On Tuesday, we reported that the Army gathered to address the paramount issue of sexual assault at its sixth annual Sexual Harassment/Assault Prevention summit. A day later, it looks like we have a case of two steps forward and at least one hefty step back.
Senator Kirsten Gillibrand (D-NY) authored a proposal as part of the Defense Authorization Act that would remove military sexual assault cases from the chain of command, instead placing them in the hands of an independent prosecutor. The bill had 27 co-sponsors, including four Republicans.
Gillibrand’s bill was a response to complaints that the military has repeatedly failed to address the issue of sexual assault. The military has long opposed outside prosecution handling sexual assault cases, but others argue that removing commanders from the process of deciding which serious crimes go to trial would be a positive step toward fixing a broken system.
On Wednesday, Senate Armed Services Committee Chairman Carl Levin (D-MI) decided to strip the proposal from the Defense Authorization Act, replacing it with a measure that requires senior military officers to review decisions when commanders refuse to prosecute a case.

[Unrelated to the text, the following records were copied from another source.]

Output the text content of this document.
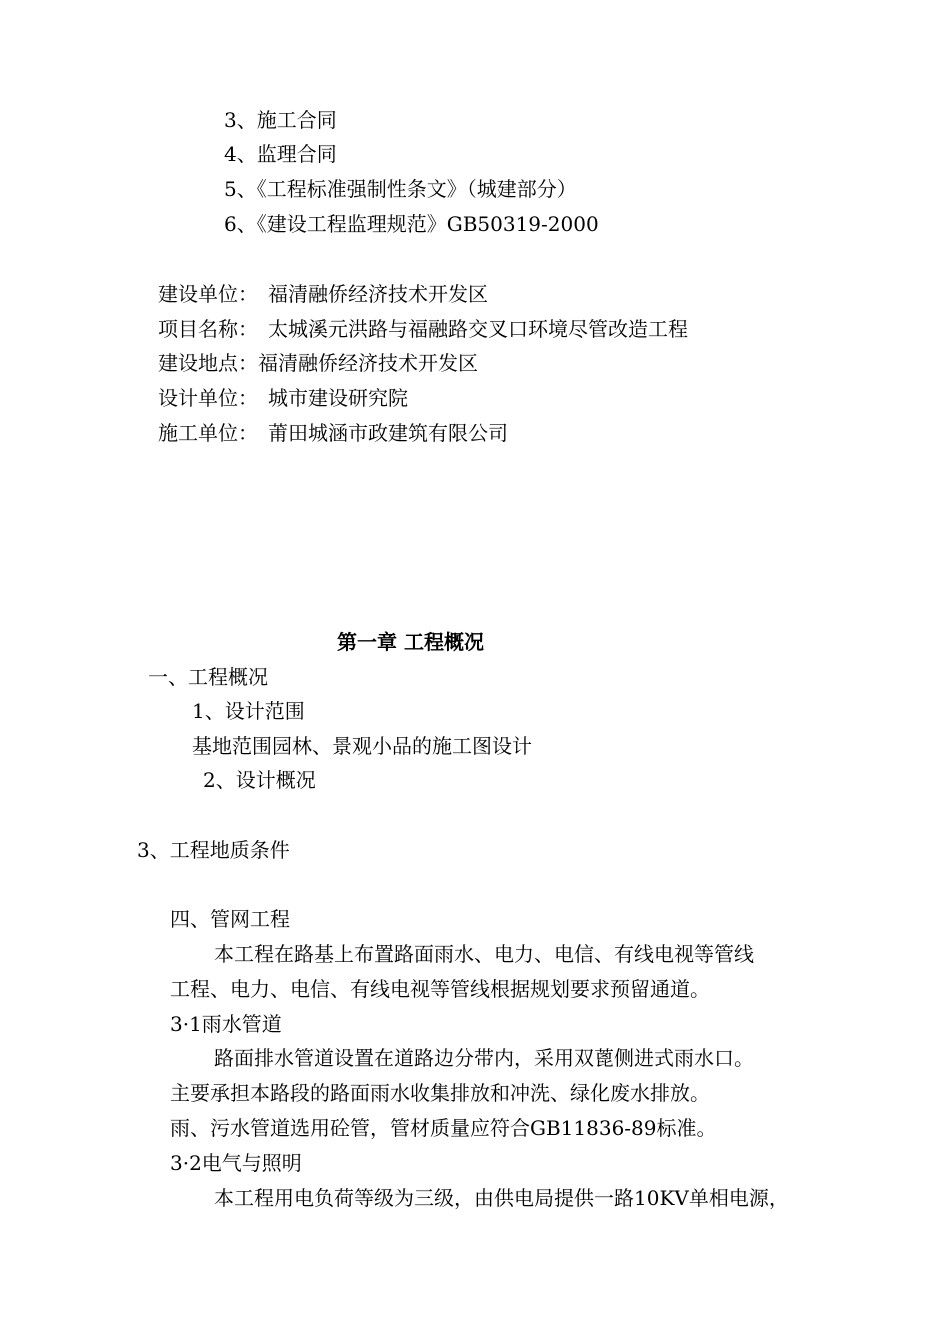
3、施工合同
4、监理合同
5、《工程标准强制性条文》（城建部分）
6、《建设工程监理规范》GB50319-2000
建设单位：　福清融侨经济技术开发区
项目名称：　太城溪元洪路与福融路交叉口环境尽管改造工程
建设地点：福清融侨经济技术开发区
设计单位：　城市建设研究院
施工单位：　莆田城涵市政建筑有限公司
第一章 工程概况
一、工程概况
1、设计范围
基地范围园林、景观小品的施工图设计
2、设计概况
3、工程地质条件
四、管网工程
本工程在路基上布置路面雨水、电力、电信、有线电视等管线
工程、电力、电信、有线电视等管线根据规划要求预留通道。
3·1雨水管道
路面排水管道设置在道路边分带内，采用双蓖侧进式雨水口。
主要承担本路段的路面雨水收集排放和冲洗、绿化废水排放。
雨、污水管道选用砼管，管材质量应符合GB11836-89标准。
3·2电气与照明
本工程用电负荷等级为三级，由供电局提供一路10KV单相电源，
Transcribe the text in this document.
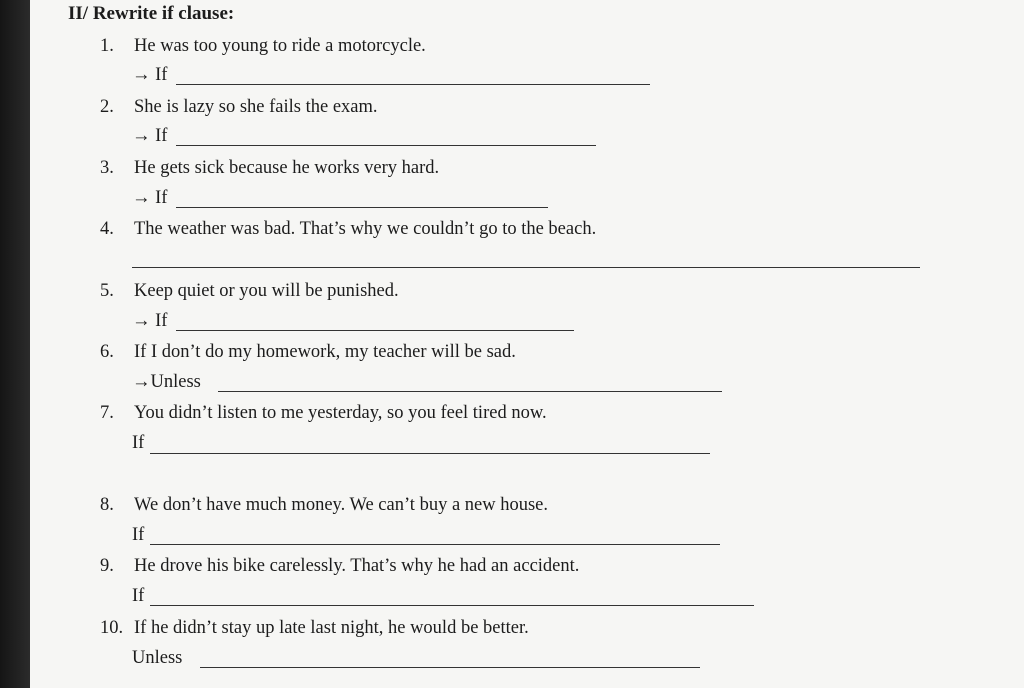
II/ Rewrite if clause:
1. He was too young to ride a motorcycle.
→ If
2. She is lazy so she fails the exam.
→ If
3. He gets sick because he works very hard.
→ If
4. The weather was bad. That’s why we couldn’t go to the beach.
5. Keep quiet or you will be punished.
→ If
6. If I don’t do my homework, my teacher will be sad.
→Unless
7. You didn’t listen to me yesterday, so you feel tired now.
If
8. We don’t have much money. We can’t buy a new house.
If
9. He drove his bike carelessly. That’s why he had an accident.
If
10. If he didn’t stay up late last night, he would be better.
Unless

The move indicates a generational—and gender—rift on the issue. Levin’s argument is that removing commanders from the legal process would undermine their ability to enforce discipline within the ranks.
That ability is important, for sure. But when a decision like this comes at the cost of more or less maintaining a status quo that has time and time again failed victims of sexual assault, it certainly seems like there are better ways to enforce authority within the military chain of command.